How to Enjoy a "Cheat Meal" Without Derailing Your Diet
Life is meant to be enjoyed. Take that with a grain of salt, though. Eating “the good stuff” that fuels your body properly will ultimately contribute to a better life, whether that’s by preventing chronic illness, promoting longevity, or making you feel energized in the short term.
But, like all things, there ought to be balance. Food is also an experience that we should savor. Today I want to discuss a question I get often: Where do “cheat meals” fit in? I LOVE my cheat meals and I will never give them up. Letting loose occasionally has been a secret weapon for my ultimate goals; I’d love to share why I feel that way and how I use cheat meals to my advantage.
What is a cheat meal?
A loose definition is a meal that doesn’t fit into a healthy diet. Cheat meals mean enjoying some indulgent food and letting our guard down for a meal or two. No regrets, no tracking, just enjoying.
My Philosophy is Balance
More specifically, about 80% straight-and-narrow and 20% "cheating". That’s the ratio many dietitians advise and it’s one that makes healthy eating a whole lot less restrictive.
So what does that mean? Eighty percent of the time, I’m consciously making healthy choices: either eating my meal prep or choosing menu items that are balanced. Twenty percent of the time, I’m enjoying some extra sugar, carbs, or fat eating things like nachos, pizza, or icecream.
Cheat meals can be a GOOD thing; here's how.
Cheat Meals Decrease Cortisol and Prevent Weight Loss Plateau
Dieting for an extended period of time can cause stress and stress raises cortisol levels. When cortisol is elevated, fat loss becomes very difficult. A mental break enjoying a cheat meal can help to reduce cortisol.
When your calories have been restricted, your leptin levels will drop and your metabolism will slow to adjust to managing a calorie deficit. This is why many people who diet strictly for extended periods can stop seeing progress. The body will make adjustments in metabolic function and hold on to fat so that you die at a slower rate.

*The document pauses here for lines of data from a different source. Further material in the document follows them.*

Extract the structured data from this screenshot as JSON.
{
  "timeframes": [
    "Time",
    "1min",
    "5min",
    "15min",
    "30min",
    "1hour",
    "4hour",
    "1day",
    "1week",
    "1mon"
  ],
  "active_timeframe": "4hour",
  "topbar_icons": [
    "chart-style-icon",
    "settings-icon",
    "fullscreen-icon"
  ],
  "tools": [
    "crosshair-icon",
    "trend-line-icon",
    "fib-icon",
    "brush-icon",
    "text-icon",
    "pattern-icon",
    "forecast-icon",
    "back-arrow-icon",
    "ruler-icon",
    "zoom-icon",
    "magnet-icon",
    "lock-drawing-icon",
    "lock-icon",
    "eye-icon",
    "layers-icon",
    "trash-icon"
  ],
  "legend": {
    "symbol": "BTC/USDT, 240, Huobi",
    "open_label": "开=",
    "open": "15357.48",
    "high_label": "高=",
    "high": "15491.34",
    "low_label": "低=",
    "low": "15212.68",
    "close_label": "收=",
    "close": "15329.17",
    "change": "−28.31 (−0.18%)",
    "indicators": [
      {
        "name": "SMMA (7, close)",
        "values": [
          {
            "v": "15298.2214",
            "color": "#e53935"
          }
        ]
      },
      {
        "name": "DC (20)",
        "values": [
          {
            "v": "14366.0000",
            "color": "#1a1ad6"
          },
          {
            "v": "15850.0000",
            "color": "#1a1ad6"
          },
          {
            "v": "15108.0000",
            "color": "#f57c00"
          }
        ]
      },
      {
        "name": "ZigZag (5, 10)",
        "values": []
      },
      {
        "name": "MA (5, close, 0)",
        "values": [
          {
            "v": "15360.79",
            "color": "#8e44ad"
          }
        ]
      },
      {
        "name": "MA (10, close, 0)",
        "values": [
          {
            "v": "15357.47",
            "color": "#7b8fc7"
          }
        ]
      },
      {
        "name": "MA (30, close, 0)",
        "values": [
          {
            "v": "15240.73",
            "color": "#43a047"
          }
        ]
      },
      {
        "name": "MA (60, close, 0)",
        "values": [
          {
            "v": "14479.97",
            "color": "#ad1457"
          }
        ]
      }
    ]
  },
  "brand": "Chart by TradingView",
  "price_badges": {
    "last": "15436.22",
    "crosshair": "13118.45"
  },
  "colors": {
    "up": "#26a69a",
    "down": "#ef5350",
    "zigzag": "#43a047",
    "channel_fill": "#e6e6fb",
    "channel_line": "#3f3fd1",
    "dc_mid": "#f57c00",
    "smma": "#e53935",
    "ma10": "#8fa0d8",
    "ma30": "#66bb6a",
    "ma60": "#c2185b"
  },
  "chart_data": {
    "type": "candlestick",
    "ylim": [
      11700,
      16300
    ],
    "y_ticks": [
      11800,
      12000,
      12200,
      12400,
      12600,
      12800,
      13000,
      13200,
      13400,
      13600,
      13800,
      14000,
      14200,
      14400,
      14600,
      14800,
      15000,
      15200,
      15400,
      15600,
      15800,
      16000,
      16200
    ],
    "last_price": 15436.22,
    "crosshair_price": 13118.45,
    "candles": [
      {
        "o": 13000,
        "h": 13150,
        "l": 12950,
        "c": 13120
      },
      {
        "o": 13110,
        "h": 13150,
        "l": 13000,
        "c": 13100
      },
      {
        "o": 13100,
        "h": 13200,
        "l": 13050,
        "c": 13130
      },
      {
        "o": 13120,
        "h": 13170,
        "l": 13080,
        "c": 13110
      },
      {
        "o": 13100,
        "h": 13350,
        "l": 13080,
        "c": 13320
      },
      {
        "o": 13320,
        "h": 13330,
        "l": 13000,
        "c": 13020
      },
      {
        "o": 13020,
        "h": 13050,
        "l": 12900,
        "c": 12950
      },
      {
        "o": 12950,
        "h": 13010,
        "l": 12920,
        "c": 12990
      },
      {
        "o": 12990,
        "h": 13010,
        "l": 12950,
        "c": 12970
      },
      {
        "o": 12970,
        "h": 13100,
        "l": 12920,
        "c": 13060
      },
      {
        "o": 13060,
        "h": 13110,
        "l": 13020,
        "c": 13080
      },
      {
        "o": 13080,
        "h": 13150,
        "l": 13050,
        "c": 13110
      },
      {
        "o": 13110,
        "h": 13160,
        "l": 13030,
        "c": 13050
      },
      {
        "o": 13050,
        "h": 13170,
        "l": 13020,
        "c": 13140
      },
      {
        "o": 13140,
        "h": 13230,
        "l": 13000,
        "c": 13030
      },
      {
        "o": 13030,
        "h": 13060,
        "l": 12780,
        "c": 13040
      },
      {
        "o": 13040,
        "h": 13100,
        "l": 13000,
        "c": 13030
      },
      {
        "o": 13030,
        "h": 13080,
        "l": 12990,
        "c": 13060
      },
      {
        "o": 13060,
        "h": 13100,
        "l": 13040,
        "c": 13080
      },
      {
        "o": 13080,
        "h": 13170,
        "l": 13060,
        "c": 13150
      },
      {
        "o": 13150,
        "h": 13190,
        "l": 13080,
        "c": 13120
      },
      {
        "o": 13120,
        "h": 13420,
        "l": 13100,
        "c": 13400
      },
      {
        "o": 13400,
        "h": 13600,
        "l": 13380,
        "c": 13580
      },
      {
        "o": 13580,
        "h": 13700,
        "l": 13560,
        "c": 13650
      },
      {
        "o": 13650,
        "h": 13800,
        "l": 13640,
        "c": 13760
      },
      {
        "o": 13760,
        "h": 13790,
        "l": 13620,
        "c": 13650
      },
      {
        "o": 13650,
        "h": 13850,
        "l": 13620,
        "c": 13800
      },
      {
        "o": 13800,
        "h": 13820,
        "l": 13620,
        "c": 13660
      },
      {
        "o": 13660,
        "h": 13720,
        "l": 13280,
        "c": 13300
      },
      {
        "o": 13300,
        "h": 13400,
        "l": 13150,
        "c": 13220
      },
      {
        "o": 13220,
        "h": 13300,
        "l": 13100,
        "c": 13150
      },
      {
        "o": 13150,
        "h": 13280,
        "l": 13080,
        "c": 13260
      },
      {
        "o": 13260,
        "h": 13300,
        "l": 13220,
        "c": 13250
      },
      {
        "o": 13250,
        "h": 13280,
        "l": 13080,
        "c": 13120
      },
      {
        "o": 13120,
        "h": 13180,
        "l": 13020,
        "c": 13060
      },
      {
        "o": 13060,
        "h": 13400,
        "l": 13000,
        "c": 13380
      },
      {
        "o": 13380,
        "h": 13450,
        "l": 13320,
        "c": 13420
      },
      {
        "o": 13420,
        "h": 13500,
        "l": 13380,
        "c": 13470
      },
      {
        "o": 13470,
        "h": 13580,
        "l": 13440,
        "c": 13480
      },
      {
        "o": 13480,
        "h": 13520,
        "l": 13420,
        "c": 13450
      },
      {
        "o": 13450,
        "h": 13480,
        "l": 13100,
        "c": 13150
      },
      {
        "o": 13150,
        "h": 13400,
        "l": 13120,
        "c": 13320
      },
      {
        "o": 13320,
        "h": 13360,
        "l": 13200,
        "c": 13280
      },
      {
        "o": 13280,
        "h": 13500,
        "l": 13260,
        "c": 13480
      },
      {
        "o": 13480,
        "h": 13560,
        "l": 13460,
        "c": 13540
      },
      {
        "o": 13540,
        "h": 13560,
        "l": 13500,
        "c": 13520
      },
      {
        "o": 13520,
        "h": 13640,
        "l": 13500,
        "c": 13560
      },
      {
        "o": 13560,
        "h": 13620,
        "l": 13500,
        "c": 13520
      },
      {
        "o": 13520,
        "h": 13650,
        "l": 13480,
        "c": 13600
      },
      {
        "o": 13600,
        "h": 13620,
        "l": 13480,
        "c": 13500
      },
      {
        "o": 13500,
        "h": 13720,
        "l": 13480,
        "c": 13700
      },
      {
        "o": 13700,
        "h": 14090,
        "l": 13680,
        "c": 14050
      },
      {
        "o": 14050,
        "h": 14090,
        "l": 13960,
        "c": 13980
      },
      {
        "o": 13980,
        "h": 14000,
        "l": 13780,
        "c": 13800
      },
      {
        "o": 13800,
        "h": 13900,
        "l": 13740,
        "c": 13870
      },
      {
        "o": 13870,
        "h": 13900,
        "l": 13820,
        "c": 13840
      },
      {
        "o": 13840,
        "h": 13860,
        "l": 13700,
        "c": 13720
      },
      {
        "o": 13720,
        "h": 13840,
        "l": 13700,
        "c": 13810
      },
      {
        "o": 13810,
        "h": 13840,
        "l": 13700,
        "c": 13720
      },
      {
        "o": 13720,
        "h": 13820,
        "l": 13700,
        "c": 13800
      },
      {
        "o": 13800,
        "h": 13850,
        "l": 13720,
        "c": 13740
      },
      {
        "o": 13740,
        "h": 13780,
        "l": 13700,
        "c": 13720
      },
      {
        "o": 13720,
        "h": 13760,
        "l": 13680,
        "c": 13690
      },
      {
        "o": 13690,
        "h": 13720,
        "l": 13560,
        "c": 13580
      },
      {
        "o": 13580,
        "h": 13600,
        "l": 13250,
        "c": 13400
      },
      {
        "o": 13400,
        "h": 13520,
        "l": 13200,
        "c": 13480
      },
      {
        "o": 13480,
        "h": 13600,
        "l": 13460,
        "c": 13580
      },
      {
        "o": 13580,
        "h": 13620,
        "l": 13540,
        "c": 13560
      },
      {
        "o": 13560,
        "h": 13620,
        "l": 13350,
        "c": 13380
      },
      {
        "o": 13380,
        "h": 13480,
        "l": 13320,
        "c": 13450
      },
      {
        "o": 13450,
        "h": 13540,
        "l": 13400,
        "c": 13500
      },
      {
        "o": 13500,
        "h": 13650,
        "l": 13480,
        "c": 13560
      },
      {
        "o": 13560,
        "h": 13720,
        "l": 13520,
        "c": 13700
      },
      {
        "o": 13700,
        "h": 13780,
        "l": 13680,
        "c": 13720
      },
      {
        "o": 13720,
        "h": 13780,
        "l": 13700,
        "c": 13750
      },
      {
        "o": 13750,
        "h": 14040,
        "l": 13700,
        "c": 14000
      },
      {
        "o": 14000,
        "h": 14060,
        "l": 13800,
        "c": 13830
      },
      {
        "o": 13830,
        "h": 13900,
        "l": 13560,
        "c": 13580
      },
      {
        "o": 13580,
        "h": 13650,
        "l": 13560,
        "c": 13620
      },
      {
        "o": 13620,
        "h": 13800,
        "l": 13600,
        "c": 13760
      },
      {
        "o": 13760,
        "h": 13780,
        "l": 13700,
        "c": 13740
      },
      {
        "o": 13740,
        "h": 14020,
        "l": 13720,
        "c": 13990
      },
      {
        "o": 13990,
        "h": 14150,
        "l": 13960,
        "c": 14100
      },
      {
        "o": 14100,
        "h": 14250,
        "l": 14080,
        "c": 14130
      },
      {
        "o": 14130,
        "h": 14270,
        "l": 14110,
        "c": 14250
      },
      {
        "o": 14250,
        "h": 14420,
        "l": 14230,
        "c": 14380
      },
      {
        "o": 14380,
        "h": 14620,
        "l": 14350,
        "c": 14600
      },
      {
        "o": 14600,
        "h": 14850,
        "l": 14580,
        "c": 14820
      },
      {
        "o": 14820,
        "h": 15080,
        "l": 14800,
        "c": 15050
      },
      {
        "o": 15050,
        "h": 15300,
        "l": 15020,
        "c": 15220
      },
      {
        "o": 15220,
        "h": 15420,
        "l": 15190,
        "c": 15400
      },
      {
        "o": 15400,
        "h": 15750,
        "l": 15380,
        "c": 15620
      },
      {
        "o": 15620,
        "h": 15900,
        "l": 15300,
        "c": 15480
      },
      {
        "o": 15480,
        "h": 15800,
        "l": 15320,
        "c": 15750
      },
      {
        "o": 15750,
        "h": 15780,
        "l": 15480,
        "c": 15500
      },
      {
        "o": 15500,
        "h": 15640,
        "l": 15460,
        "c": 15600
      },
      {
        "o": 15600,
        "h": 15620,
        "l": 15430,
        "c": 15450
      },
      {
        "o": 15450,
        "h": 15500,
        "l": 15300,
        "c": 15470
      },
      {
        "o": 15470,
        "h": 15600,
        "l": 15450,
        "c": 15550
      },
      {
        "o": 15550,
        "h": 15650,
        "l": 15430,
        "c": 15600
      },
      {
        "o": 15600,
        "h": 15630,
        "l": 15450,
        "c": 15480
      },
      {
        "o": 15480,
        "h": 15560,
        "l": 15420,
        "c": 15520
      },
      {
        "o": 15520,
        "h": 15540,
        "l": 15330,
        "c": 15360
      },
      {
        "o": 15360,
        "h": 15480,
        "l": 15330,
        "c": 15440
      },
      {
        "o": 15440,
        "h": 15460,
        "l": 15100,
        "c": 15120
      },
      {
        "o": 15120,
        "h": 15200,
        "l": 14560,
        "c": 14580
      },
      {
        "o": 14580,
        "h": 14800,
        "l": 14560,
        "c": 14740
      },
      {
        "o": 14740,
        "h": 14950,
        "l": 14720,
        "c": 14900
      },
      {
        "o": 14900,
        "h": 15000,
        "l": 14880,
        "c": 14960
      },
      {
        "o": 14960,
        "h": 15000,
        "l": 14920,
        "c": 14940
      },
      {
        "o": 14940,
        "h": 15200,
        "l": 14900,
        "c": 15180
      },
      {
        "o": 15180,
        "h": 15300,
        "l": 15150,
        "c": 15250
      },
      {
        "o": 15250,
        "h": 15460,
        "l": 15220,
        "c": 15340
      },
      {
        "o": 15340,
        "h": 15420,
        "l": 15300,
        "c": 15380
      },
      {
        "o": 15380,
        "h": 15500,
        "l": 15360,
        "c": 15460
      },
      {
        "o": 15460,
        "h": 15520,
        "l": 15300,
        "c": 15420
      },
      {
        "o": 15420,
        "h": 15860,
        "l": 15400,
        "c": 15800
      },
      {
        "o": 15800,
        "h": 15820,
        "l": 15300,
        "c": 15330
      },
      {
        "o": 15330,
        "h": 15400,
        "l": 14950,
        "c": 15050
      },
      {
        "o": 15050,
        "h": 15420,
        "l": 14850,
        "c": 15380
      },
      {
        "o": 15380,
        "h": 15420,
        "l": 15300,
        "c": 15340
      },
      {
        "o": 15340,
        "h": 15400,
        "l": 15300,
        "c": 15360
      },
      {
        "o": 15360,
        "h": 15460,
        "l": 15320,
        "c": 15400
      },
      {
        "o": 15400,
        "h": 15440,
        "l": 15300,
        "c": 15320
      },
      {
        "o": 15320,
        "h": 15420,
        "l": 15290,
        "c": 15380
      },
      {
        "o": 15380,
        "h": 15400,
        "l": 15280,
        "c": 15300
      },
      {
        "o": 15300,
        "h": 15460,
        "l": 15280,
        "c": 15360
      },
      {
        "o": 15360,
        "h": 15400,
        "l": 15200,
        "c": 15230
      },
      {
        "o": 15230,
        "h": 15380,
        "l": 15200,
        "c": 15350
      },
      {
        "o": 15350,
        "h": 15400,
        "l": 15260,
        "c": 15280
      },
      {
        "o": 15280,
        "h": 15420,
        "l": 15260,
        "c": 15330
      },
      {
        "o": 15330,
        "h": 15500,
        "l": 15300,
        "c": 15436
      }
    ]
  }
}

It's a protective mechanism our bodies use to survive.
In a way, the extra calories in a cheat meal serve a physiological purpose to help increase fat burning by reducing diet stress a bit, telling the body it's not in starvation mode anymore, and increasing leptin. Cheat meals "remind" your metabolism to get back in the game and start performing efficiently again.
My Best Advice for Choosing and Using Your Cheat Meals
This is a mistake that so many people make: They cheat on their diet with unplanned or average food. Someone brought leftover cake to work so you cut a slice. You stop at Burger King for a #3 even though your house is two miles away, etc.
Cheat with intention! Stop wasting calories on food that’s just okay.
My cheat meal is a planned experience: I know that on the weekend, I’m going to order a fat plate of garlic fries with all the sauces and a craft beer… or maybe two. That’s what I want most and what I look forward to eating.
I’m not going to settle for McDonalds fries, I’m not going to replace that cheat meal with the stale donuts in the breakroom. I’m not even going to order a domestic beer instead of a craft beer. I’m treating myself to exactly what I’m craving. That’ a successful cheat meal because it hits the spot! I’m satisfied and ready to hop back onto meal prep the next day.
DON’T THROW PORTIONS OUT THE WINDOW
In a perfect world, a “calorie surplus” is only about 300 extra calories than you’d normally eat. Even if you don’t track calories, there’s a takeaway here.
If you consume too much in a cheat meal, it will start to affect your week of progress. A pound of fat is made of ~3,500 calories. If you’re cheat meal turns into a cheat day, the scale isn’t going to budge. Sorry. A cheat meal isn’t a license to binge eat.
FUEL A WORKOUT WITH THOSE CALORIES.
Don’t waste all that energy just sitting around. Get up and move! I love using my weekend calories to fuel a heavy leg day on Monday. Not because of food guilt, but because calories are energy. There’s a reason runners load up on carbohydrates before a race: to obtain more energy. I recommend planning a challenging workout the day after a cheat meal, something like:
A distance run or a lengthy hike
A HIIT cardio circuit
Lifts that challenge max strength (heavy lifts)
DON’T TURN A CHEAT MEAL INTO A DERAIL
Savor your cheat meal. Enjoy it without regret. But whatever you do, don’t let your cheat meal trigger a cheat week. Jump back on the train and keep your eyes on the prize.
If you think eating a cheat meal will trigger binge eating and derail your progress, you may want to reconsider cheat meals. Some people have better success with other motivation strategies such as:
Treating yourself to new shoes (or a non-food treat) after hitting a milestone
Having an accountability partner or challenging a friend to the same goal
…or another method that works with you instead of against your efforts
Cheat meals allow many people to stick to their long-term goals, boost metabolism, and turn down foods and situations that might ordinarily derail their diet. If you think this approach right for you, enjoy that cheat meal! Anticipate it before you eat it, savor it while it’s happening, and own it once it’s done. Then get back on your horse in the morning.